When substantial assets are involved, divorce proceedings can be complex, challenging and highly contentious. One spouse may hide assets, which impacts the equitable division of property.

However, hiding assets during a divorce is unethical and illegal, as it can leave one spouse without their fair share of the marital property and put their financial security at risk.

Recognizing the signs of hidden assets

Several methods can be used to conceal wealth. Here are some common strategies used to hide assets:

1. Underreporting income, which can involve manipulating pay stubs, delaying bonus payments or deferring salary increases to give the appearance of lower earnings.

2. Inflating debts or liabilities can artificially reduce a spouse’s net worth on paper.
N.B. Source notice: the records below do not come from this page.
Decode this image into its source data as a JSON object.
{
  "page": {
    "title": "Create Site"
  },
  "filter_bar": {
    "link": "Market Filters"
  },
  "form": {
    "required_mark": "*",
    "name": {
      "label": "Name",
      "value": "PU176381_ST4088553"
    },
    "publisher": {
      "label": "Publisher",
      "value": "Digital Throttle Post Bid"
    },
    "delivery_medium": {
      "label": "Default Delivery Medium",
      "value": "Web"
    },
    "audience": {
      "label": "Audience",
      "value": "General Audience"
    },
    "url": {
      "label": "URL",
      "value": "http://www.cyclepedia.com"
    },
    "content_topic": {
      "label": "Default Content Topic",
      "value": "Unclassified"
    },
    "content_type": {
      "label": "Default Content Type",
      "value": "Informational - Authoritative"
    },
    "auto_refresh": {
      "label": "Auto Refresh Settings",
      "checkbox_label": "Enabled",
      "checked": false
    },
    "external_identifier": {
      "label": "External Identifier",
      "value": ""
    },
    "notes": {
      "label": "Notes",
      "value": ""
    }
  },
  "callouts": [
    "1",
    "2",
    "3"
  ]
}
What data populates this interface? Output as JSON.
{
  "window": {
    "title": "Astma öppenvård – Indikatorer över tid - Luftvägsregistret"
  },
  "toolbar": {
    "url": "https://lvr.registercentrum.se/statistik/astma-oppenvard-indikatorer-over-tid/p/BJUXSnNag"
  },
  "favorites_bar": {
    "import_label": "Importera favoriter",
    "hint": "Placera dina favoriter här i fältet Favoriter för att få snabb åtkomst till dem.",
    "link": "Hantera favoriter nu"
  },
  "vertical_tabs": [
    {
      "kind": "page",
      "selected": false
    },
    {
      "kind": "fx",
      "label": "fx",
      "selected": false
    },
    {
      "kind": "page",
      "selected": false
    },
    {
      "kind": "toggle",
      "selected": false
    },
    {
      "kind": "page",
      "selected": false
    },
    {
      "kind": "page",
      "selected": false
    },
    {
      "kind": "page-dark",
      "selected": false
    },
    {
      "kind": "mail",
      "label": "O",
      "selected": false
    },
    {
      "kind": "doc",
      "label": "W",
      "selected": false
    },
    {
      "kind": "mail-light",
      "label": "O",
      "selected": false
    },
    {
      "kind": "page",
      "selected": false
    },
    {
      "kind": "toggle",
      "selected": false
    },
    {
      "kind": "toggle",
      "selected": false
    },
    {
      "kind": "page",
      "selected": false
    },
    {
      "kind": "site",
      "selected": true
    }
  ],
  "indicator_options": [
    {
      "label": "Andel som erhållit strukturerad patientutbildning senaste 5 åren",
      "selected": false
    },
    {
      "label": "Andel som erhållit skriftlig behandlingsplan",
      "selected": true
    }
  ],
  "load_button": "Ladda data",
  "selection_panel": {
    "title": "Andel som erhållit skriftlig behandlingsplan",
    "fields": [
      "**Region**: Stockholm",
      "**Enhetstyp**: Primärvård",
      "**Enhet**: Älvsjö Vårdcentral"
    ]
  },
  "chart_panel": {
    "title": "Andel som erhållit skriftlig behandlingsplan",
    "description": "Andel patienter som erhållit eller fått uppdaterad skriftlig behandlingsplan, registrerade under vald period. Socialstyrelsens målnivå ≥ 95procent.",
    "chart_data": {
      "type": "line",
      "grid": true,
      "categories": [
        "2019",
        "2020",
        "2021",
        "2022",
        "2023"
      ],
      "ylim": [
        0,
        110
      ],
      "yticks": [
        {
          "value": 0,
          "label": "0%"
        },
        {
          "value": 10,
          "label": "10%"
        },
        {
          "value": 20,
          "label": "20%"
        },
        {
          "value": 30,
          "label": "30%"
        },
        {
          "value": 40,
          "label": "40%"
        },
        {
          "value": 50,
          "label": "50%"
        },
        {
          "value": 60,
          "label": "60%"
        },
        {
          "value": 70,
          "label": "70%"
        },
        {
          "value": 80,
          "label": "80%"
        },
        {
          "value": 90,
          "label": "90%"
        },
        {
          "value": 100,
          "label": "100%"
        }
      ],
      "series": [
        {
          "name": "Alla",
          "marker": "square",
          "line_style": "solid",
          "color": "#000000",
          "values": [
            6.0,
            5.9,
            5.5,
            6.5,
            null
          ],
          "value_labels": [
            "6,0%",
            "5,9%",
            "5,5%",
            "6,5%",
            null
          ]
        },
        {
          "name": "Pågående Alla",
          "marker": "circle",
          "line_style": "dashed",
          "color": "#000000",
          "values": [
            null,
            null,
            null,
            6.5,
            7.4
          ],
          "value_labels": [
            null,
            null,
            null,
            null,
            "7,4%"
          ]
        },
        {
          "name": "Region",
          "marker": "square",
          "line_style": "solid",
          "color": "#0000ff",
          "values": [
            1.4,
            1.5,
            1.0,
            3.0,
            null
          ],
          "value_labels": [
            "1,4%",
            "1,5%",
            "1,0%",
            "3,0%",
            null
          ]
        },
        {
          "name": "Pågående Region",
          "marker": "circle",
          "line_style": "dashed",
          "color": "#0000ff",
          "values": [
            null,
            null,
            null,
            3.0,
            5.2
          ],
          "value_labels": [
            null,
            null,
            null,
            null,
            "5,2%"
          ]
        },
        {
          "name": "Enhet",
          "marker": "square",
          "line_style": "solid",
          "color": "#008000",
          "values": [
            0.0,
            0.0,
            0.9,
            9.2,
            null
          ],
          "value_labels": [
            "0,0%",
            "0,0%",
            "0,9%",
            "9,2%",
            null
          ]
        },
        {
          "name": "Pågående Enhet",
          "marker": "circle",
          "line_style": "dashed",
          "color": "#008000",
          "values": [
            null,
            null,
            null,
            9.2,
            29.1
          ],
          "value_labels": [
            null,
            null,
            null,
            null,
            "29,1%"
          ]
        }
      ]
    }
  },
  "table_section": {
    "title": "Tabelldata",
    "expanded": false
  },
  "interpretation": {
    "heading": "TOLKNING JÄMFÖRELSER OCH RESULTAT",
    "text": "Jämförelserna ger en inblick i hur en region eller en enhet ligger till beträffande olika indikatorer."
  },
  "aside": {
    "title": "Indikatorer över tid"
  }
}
By exaggerating mortgage obligations, loans or other liabilities, individuals may try to provide a false picture of their financial standing to diminish the assets subject to division.

3. Deliberately undervaluing real estate, business interests, artwork or collectibles, can obscure their true worth. By obtaining low appraisals, forging valuation reports or misrepresenting the market value of assets, spouses may attempt to minimize the assets available for distribution.

4. Converting cash into untraceable forms, such as cryptocurrency, precious metals or offshore accounts, can make it challenging for the other spouse and legal authorities to trace and account for these assets.

There are red flags to watch out for that may indicate your spouse is attempting to hide assets:

  • Sudden changes in financial behavior or lifestyle
  • Unexplained withdrawals or transfers of funds
  • Discrepancies between reported income and lifestyle expenses
  • Complex financial transactions that lack transparency
  • Reluctance to provide full financial disclosure or missing documentation

If a spouse is uncooperative or refuses to disclose relevant financial information, seeking court intervention may be necessary. By petitioning the court, spouses can ensure a more transparent and equitable resolution of the divorce proceedings.